A esposa, como mandava o figurino, cuidava da casa, dos filhos e da vida alheia em sua vizinhança. Masturbava-se como nunca para suprir seu desejo, que sempre foi intenso. Passou a se interressar por Carlos, seu cunhado, presença freqüente naquele lar. Na verdade ela nunca havia saboreado realmente o casamento, pois este se deveu a uma gravidez inesperada. Mal sabia que o matrimônio, seu redentor ante os olhos das ruas, tornar-se-ia seu frio e impassível executor.

Num sábado, pela tarde, Carlos bateu à porta em busca de seu irmão. Ela o atendeu trajando uma camisa branca e um minúsculo short que expunha generosamente suas belas pernas e sua bunda empinada. Disse que o marido estava no bar e convidou seu cunhado para uma xícara de café. Claro, o convite continha primeiras, segundas e terceiras intenções.

Conversavam sobre futilidades quando inesperadamente a mulher arrancou a camisa e atirou-se nos braços de seu cunhado. Ele reagiu tentando evitá-la, afastando-a com certa violência. Ela voltou a tentar abraçá-lo, desgraçadamente a porta se abriu.

O marido entrou pela sala e presenciou a cena. Sua mulher, com os seios à mostra, próxima, muito próxima ao rosto do irmão. Sua feição exibia um misto de perplexidade e ódio, seus olhos refletiam a silhueta da morte. Não houve tempo para explicações, ele não escutou os apelos de Carlos e muito menos os da “vagabunda”, única palavra que repetia nervosamente. Sentiu-se pequeno, rejeitado, humilhado. Era como se de repente o que nunca foi valioso passasse a comprar até mesmo sonhos.

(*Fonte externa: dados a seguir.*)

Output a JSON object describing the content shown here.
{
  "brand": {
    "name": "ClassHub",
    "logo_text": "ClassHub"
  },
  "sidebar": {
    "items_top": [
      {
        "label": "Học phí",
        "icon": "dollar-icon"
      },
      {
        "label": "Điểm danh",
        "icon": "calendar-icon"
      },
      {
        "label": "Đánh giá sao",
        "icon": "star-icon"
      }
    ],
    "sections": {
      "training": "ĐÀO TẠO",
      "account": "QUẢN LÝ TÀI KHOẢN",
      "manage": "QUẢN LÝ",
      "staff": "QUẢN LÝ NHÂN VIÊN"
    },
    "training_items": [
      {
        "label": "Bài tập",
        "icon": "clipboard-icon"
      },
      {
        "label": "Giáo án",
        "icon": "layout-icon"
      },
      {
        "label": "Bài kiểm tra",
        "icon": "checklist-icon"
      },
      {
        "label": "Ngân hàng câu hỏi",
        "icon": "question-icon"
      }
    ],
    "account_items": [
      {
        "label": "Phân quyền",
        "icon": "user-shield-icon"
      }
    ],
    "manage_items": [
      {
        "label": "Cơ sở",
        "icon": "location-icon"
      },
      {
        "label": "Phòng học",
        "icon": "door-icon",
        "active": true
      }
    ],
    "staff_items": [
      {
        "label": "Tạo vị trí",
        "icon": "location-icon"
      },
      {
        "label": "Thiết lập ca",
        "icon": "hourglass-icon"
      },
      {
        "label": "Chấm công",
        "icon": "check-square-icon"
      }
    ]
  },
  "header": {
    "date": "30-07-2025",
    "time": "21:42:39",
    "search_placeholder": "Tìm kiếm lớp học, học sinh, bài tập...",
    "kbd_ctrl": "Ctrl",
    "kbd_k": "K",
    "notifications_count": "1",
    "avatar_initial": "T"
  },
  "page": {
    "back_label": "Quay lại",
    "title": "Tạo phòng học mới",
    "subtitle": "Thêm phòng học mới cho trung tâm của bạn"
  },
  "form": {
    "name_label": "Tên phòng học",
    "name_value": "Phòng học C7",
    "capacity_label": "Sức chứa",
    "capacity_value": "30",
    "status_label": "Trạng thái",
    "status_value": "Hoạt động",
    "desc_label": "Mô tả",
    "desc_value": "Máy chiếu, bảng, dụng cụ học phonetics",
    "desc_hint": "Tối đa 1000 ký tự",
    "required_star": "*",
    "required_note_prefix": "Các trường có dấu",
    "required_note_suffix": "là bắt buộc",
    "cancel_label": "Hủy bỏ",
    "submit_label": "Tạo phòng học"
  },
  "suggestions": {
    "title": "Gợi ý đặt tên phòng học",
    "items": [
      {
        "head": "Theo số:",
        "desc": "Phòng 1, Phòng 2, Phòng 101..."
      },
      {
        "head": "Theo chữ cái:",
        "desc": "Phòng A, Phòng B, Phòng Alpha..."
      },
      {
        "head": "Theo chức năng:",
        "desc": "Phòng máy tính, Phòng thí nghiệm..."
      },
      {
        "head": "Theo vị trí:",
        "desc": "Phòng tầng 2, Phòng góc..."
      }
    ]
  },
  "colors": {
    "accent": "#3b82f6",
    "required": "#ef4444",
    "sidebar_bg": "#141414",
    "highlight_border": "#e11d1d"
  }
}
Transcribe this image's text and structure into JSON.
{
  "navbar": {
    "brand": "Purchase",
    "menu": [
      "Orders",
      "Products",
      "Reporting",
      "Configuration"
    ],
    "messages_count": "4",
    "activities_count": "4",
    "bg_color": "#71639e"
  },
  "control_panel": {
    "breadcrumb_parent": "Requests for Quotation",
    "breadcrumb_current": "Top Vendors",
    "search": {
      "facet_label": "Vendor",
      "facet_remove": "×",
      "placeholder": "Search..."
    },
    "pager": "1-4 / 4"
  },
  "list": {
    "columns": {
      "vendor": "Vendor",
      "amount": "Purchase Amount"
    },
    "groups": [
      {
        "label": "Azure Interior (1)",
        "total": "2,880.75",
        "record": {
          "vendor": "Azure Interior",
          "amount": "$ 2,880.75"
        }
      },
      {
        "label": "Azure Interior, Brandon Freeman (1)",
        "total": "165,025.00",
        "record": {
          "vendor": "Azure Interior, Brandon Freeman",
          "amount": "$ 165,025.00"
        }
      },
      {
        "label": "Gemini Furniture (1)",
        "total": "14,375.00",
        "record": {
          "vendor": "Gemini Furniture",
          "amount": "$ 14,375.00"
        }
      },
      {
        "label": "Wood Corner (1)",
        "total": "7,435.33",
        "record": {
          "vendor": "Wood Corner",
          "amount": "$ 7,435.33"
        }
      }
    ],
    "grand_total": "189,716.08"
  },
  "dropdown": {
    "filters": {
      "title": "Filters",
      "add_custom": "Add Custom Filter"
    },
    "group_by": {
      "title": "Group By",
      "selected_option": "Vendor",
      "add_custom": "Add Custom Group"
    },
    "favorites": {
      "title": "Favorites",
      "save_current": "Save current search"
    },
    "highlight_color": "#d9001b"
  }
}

De arma em punho, apanhada com voraz velocidade em seu quarto, fez com que se ouvissem seis estampidos. Quatro tiros se acomodaram na cabeça e no tronco da esposa, dois se enraizaram no olho esquerdo e no pescoço do irmão. Agora dois corpos coloridos de sangue ocupavam o chão da cozinha. Pegou uma faca de bom fio e os partiu em pequenas porções, calmamente.

Havia assistido a um filme de gângsteres, onde aprendeu que os porcos devoram facilmente a carne e os ossos humanos, só não conseguindo digerir os dentes. Foi até uma propriedade rural nas redondezas da cidade e comprou um suíno de bom tamanho, rosado, para que este degustasse as provas de seu crime. Acomodou-o no quintal. Planejou matá-lo no natal, que chegaria dentro de dois meses. Os dentes foram posteriormente jogados numa caldeira da fábrica onde trabalhava.

Contou à polícia a crise pela qual seu casamento passava, adicionou que desconfiava em larga medida de um romance entre sua mulher e seu irmão. Inventou pequenos fatos que alimentavam suas dúvidas. Concluiu que eles fugiram para algum lugar distante a fim de viverem seu relacionamento às abertas, deixando-o com as crianças e a amargura da traição. Nem a polícia nem as famílias conseguiram chegar a uma conclusão concreta. A falta completa de notícias se mostrou estranha, mas não havia outra hipótese plausível para aquele desaparecimento.

Chegado o natal, o traído fez questão de reunir seus pais e os de sua esposa, além de várias outras pessoas de ambas as famílias. Quando o badalar do relógio denunciou a meia-noite, ele foi até a cozinha e regressou com um porco assado, suculento, gordo e brilhante. Todos comeram de maneira exagerada, tamanho o sabor delicioso da refeição. Em meio aos comentários tolos sobre tudo o que havia se passado, alguém, após arrotar, comentou:

- Que tempero maravilhoso Jonas!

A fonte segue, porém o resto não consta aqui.